The Chemin des Dames ridge had been quarried for stone for centuries, leaving a warren of caves and tunnels which were used as shelters by German troops to escape the French bombardment. The offensive met massed German machine-gun and artillery fire, which inflicted many casualties and repulsed the French infantry at many points. The French achieved a substantial tactical success and took c. 29,000 prisoners but failed to defeat decisively the German armies. The failure had a traumatic effect on the morale of the French army and many divisions mutinied. Nivelle was superseded by General Philippe Pétain, who adopted a strategy of "healing and defence", to resume the wearing-out of the German Army while conserving French infantry.

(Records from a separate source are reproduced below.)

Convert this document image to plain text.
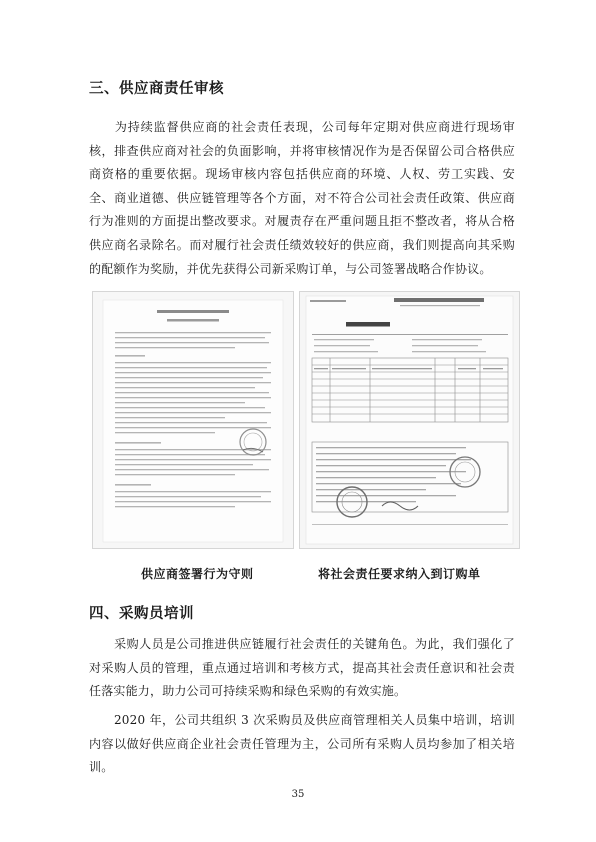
三、供应商责任审核

　　为持续监督供应商的社会责任表现，公司每年定期对供应商进行现场审核，排查供应商对社会的负面影响，并将审核情况作为是否保留公司合格供应商资格的重要依据。现场审核内容包括供应商的环境、人权、劳工实践、安全、商业道德、供应链管理等各个方面，对不符合公司社会责任政策、供应商行为准则的方面提出整改要求。对履责存在严重问题且拒不整改者，将从合格供应商名录除名。而对履行社会责任绩效较好的供应商，我们则提高向其采购的配额作为奖励，并优先获得公司新采购订单，与公司签署战略合作协议。

供应商签署行为守则	将社会责任要求纳入到订购单
四、采购员培训

　　采购人员是公司推进供应链履行社会责任的关键角色。为此，我们强化了对采购人员的管理，重点通过培训和考核方式，提高其社会责任意识和社会责任落实能力，助力公司可持续采购和绿色采购的有效实施。

　　2020 年，公司共组织 3 次采购员及供应商管理相关人员集中培训，培训内容以做好供应商企业社会责任管理为主，公司所有采购人员均参加了相关培训。

35
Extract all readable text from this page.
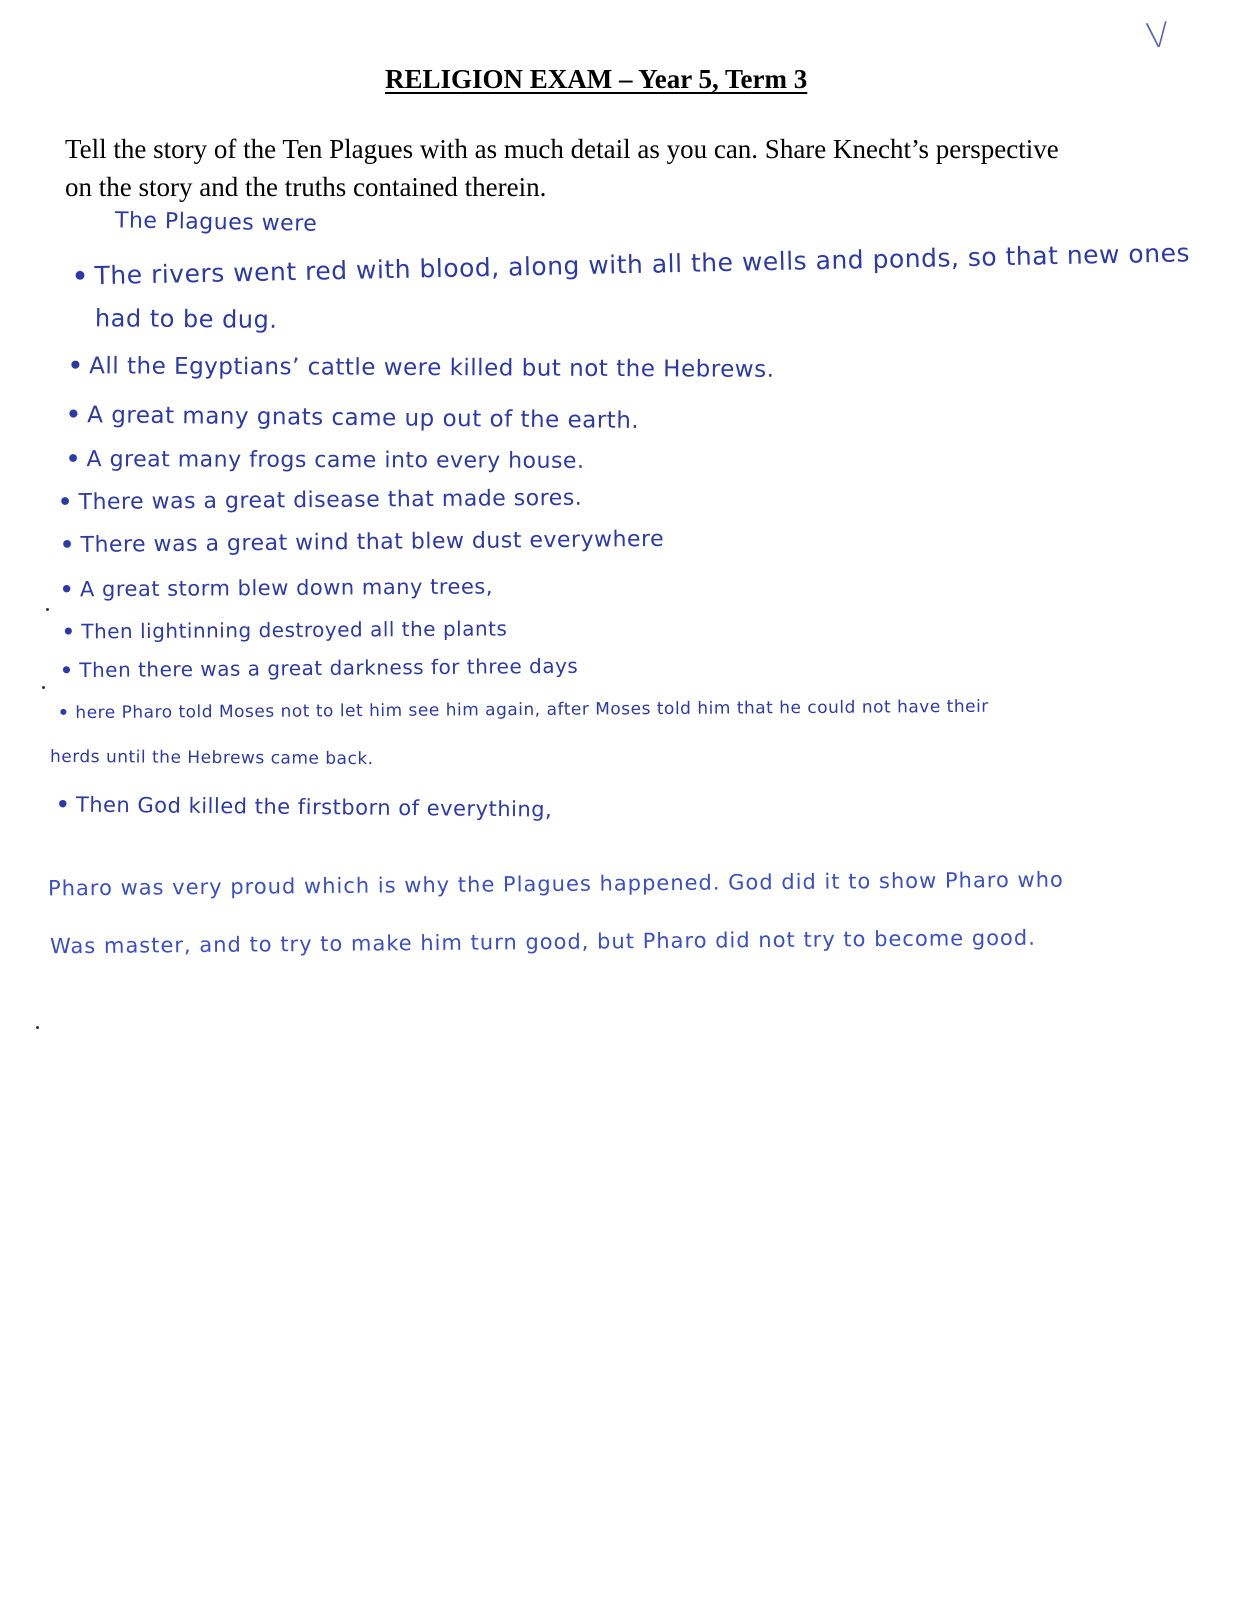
V
RELIGION EXAM – Year 5, Term 3

Tell the story of the Ten Plagues with as much detail as you can. Share Knecht’s perspective on the story and the truths contained therein.

The Plagues were
• The rivers went red with blood, along with all the wells and ponds, so that new ones
had to be dug.
• All the Egyptians’ cattle were killed but not the Hebrews.
• A great many gnats came up out of the earth.
• A great many frogs came into every house.
• There was a great disease that made sores.
• There was a great wind that blew dust everywhere
• A great storm blew down many trees,
• Then lightinning destroyed all the plants
• Then there was a great darkness for three days
• here Pharo told Moses not to let him see him again, after Moses told him that he could not have their
herds until the Hebrews came back.
• Then God killed the firstborn of everything,
Pharo was very proud which is why the Plagues happened. God did it to show Pharo who
Was master, and to try to make him turn good, but Pharo did not try to become good.
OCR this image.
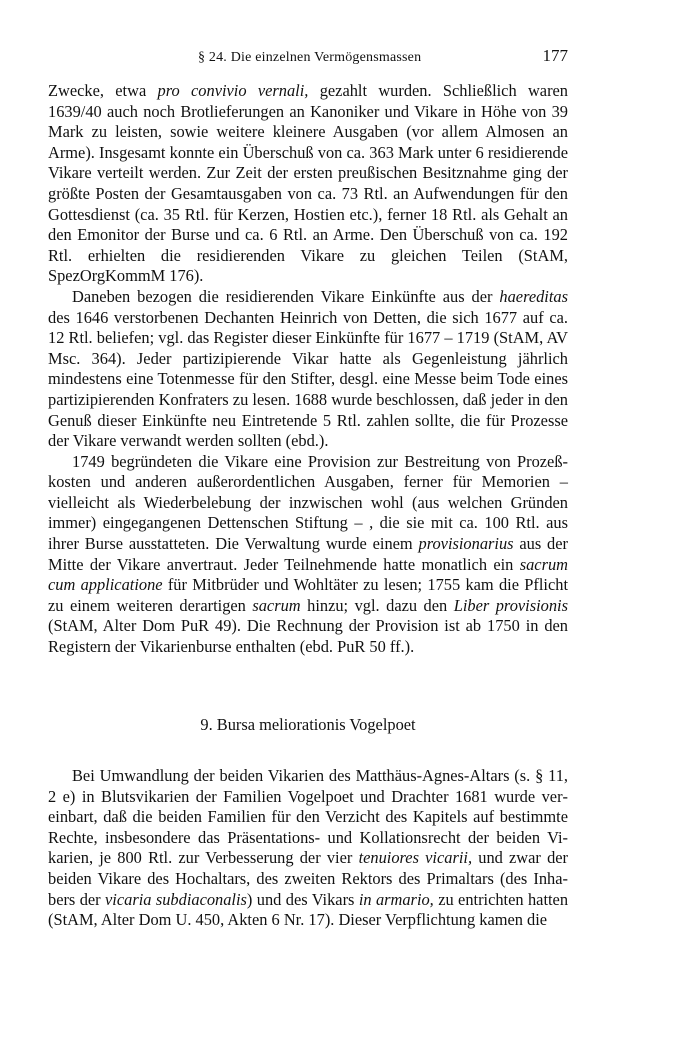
§ 24. Die einzelnen Vermögensmassen	177

Zwecke, etwa pro convivio vernali, gezahlt wurden. Schließlich waren 1639/40 auch noch Brotlieferungen an Kanoniker und Vikare in Höhe von 39 Mark zu leisten, sowie weitere kleinere Ausgaben (vor allem Almosen an Arme). Insgesamt konnte ein Überschuß von ca. 363 Mark unter 6 residierende Vikare verteilt werden. Zur Zeit der ersten preußischen Besitznahme ging der größte Posten der Gesamtausgaben von ca. 73 Rtl. an Aufwendungen für den Gottesdienst (ca. 35 Rtl. für Kerzen, Hostien etc.), ferner 18 Rtl. als Gehalt an den Emonitor der Burse und ca. 6 Rtl. an Arme. Den Überschuß von ca. 192 Rtl. erhielten die residierenden Vikare zu gleichen Teilen (StAM, SpezOrgKommM 176).

Daneben bezogen die residierenden Vikare Einkünfte aus der haereditas des 1646 verstorbenen Dechanten Heinrich von Detten, die sich 1677 auf ca. 12 Rtl. beliefen; vgl. das Register dieser Einkünfte für 1677 – 1719 (StAM, AV Msc. 364). Jeder partizipierende Vikar hatte als Gegenleistung jährlich mindestens eine Totenmesse für den Stifter, desgl. eine Messe beim Tode eines partizipierenden Konfraters zu lesen. 1688 wurde beschlossen, daß jeder in den Genuß dieser Einkünfte neu Eintretende 5 Rtl. zahlen sollte, die für Prozesse der Vikare verwandt werden sollten (ebd.).

1749 begründeten die Vikare eine Provision zur Bestreitung von Prozeßkosten und anderen außerordentlichen Ausgaben, ferner für Memorien – vielleicht als Wiederbelebung der inzwischen wohl (aus welchen Gründen immer) eingegangenen Dettenschen Stiftung – , die sie mit ca. 100 Rtl. aus ihrer Burse ausstatteten. Die Verwaltung wurde einem provisionarius aus der Mitte der Vikare anvertraut. Jeder Teilnehmende hatte monatlich ein sacrum cum applicatione für Mitbrüder und Wohltäter zu lesen; 1755 kam die Pflicht zu einem weiteren derartigen sacrum hinzu; vgl. dazu den Liber provisionis (StAM, Alter Dom PuR 49). Die Rechnung der Provision ist ab 1750 in den Registern der Vikarienburse enthalten (ebd. PuR 50 ff.).

9. Bursa meliorationis Vogelpoet

Bei Umwandlung der beiden Vikarien des Matthäus-Agnes-Altars (s. § 11, 2 e) in Blutsvikarien der Familien Vogelpoet und Drachter 1681 wurde vereinbart, daß die beiden Familien für den Verzicht des Kapitels auf bestimmte Rechte, insbesondere das Präsentations- und Kollationsrecht der beiden Vikarien, je 800 Rtl. zur Verbesserung der vier tenuiores vicarii, und zwar der beiden Vikare des Hochaltars, des zweiten Rektors des Primaltars (des Inhabers der vicaria subdiaconalis) und des Vikars in armario, zu entrichten hatten (StAM, Alter Dom U. 450, Akten 6 Nr. 17). Dieser Verpflichtung kamen die
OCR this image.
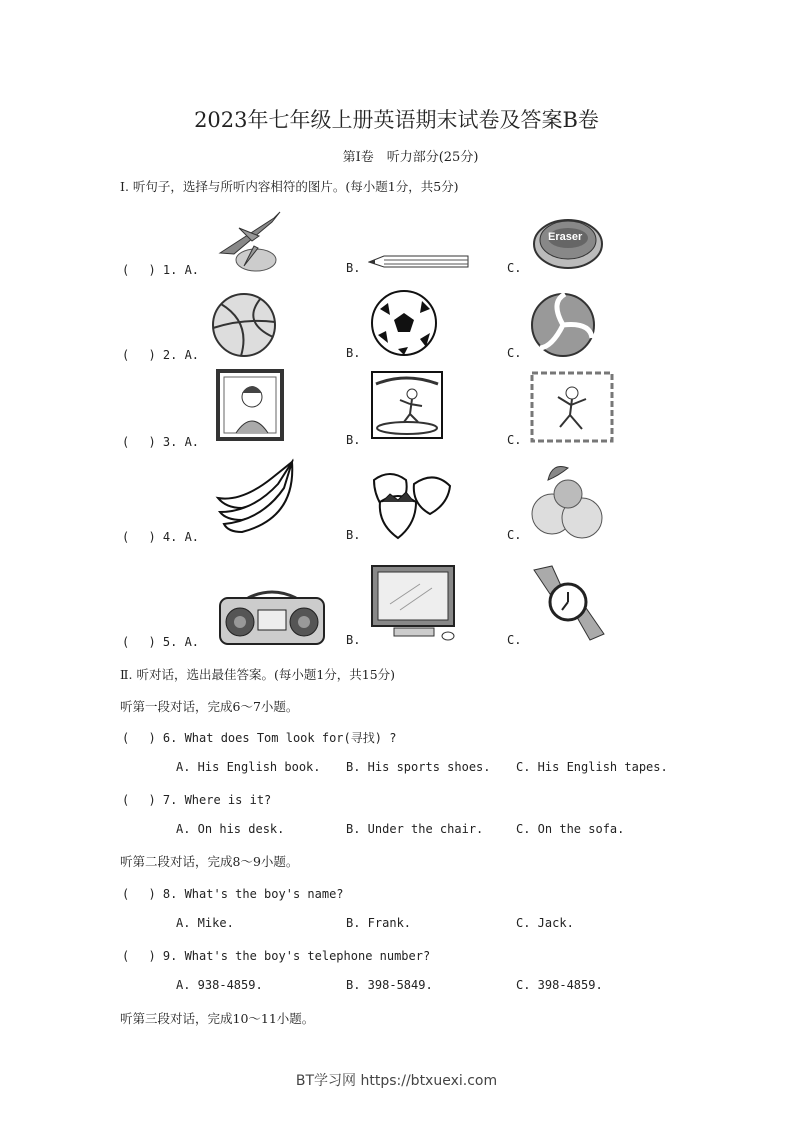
2023年七年级上册英语期末试卷及答案B卷
第Ⅰ卷　听力部分(25分)
Ⅰ. 听句子，选择与所听内容相符的图片。(每小题1分，共5分)
(　 ) 1. A.	B.	C.
Eraser
(　 ) 2. A.	B.	C.
(　 ) 3. A.	B.	C.
(　 ) 4. A.	B.	C.
(　 ) 5. A.	B.	C.
Ⅱ. 听对话，选出最佳答案。(每小题1分，共15分)
听第一段对话，完成6～7小题。
(　 ) 6. What does Tom look for(寻找) ?
A. His English book. B. His sports shoes. C. His English tapes.
(　 ) 7. Where is it?
A. On his desk.	B. Under the chair.	C. On the sofa.
听第二段对话，完成8～9小题。
(　 ) 8. What's the boy's name?
A. Mike.	B. Frank.	C. Jack.
(　 ) 9. What's the boy's telephone number?
A. 938-4859.	B. 398-5849.	C. 398-4859.
听第三段对话，完成10～11小题。
BT学习网 https://btxuexi.com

Pétain began a substantial programme re-equipment of the French Army, had 40–62 mutineers shot as scapegoats, provided better food, more pay and more leave, which led to a considerable improvement in morale.
The new French strategy was not one of passive defence; in June and July the Fourth, Sixth and Tenth Armies conducted several limited attacks and the First Army was sent to Flanders to participate in the Third Battle of Ypres. The British prolonged the Arras offensive into mid-May, despite uncertainty about French intentions, high losses and diminishing returns, as divisions were transferred northwards to Flanders. The British captured Messines Ridge on 7 June and spent the rest of the year on the offensive at Ypres (31 July – 10 November) and the Battle of Cambrai (20 November – 8 December). The mutinies in the French armies became known to the Germans but the cost of the defensive success on the Aisne made it impossible to reinforce Flanders and conduct more than local operations on the Aisne and in Champagne. A French attack at Verdun in August completed the recapture of much of the ground lost in 1916. The Battle of La Malmaison in October captured the west end of the Chemin des Dames and forced the Germans to withdraw to the north bank of the Ailette.